Talks are continuing with Hutchison Whampoa, but senior government sources said Delancey and Qatari Diar were now well ahead in the race. The development is seen as the most important large-scale residential sale in decades, because it will provide its buyer the opportunity to offer private rental accommodation on an unprecedented scale.

A senior source at the Olympic Delivery Authority, which is managing the sale, suggested Delancey’s bid had outshone its rivals. This was despite hard lobbying from the Wellcome Trust, which made an audacious bid in March to buy the entire 500 acre Olympic site for around £1bn, with plans to turn it into a massive science campus.

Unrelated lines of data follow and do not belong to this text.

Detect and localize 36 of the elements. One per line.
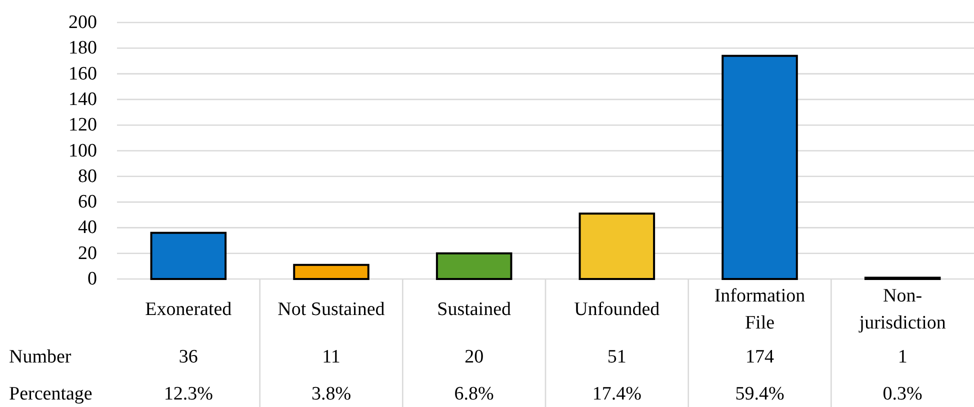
bar [722, 54, 798, 280]
text: 3.8% [311, 384, 352, 404]
y-tick-label: 0 [88, 268, 97, 290]
text: 0.3% [882, 384, 923, 404]
data-label: 11 [322, 346, 340, 368]
text: 59.4% [735, 384, 784, 404]
x-tick-label: Not Sustained [278, 299, 386, 320]
text: Percentage [9, 384, 92, 404]
x-tick-label: Exonerated [145, 299, 232, 320]
y-tick-label: 140 [68, 88, 97, 110]
y-tick-label: 100 [68, 140, 97, 162]
bar [578, 212, 656, 280]
y-tick-label: 80 [78, 166, 97, 187]
text: 12.3% [164, 384, 214, 404]
data-label: 51 [607, 346, 626, 368]
bar [150, 232, 227, 280]
data-label: 1 [898, 346, 908, 368]
text: 17.4% [592, 384, 642, 404]
y-tick-label: 200 [68, 12, 97, 33]
y-tick-label: 60 [78, 192, 97, 213]
data-label: 36 [178, 346, 198, 368]
bar [293, 264, 370, 280]
y-tick-label: 120 [68, 114, 97, 136]
text: Number [9, 346, 72, 368]
x-tick-label: Unfounded [574, 299, 660, 320]
x-tick-label: Non-jurisdiction [858, 286, 946, 334]
y-tick-label: 160 [68, 63, 97, 84]
text: 6.8% [454, 384, 494, 404]
y-tick-label: 40 [78, 217, 97, 238]
x-tick-label: Information File [714, 286, 806, 334]
y-tick-label: 20 [78, 242, 97, 264]
y-tick-label: 180 [68, 38, 97, 59]
data-label: 174 [746, 346, 774, 368]
x-tick-label: Sustained [437, 299, 512, 320]
data-label: 20 [464, 346, 484, 368]
bar [436, 252, 512, 280]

Wellcome said last week it would withdraw this bid if the Athletes Village was not part of the sale. Property Week’s source said:

“Of the three finalists, the Qatari Diar and Delancey bid has proved the strongest, and we are now in intensive discussions with them. Theirs was the strongest all-round proposal.
It was very well thought through and structured.”

It is understood that a final announcement on the decision could be several months away and there is no period of exclusivity yet, but the ODA is “talking mainly” to Delancey and Qatari Diar. Should they win, in 2013 they will take on 1,439 flats for sale or rent, and land that could yield 2,500 further homes.

The village could be the second significant London win for Qatari Diar this year. Last Thursday propertyweek.com revealed that it was frontrunner to redevelop the Shell Centre on the South Bank alongside Canary Wharf.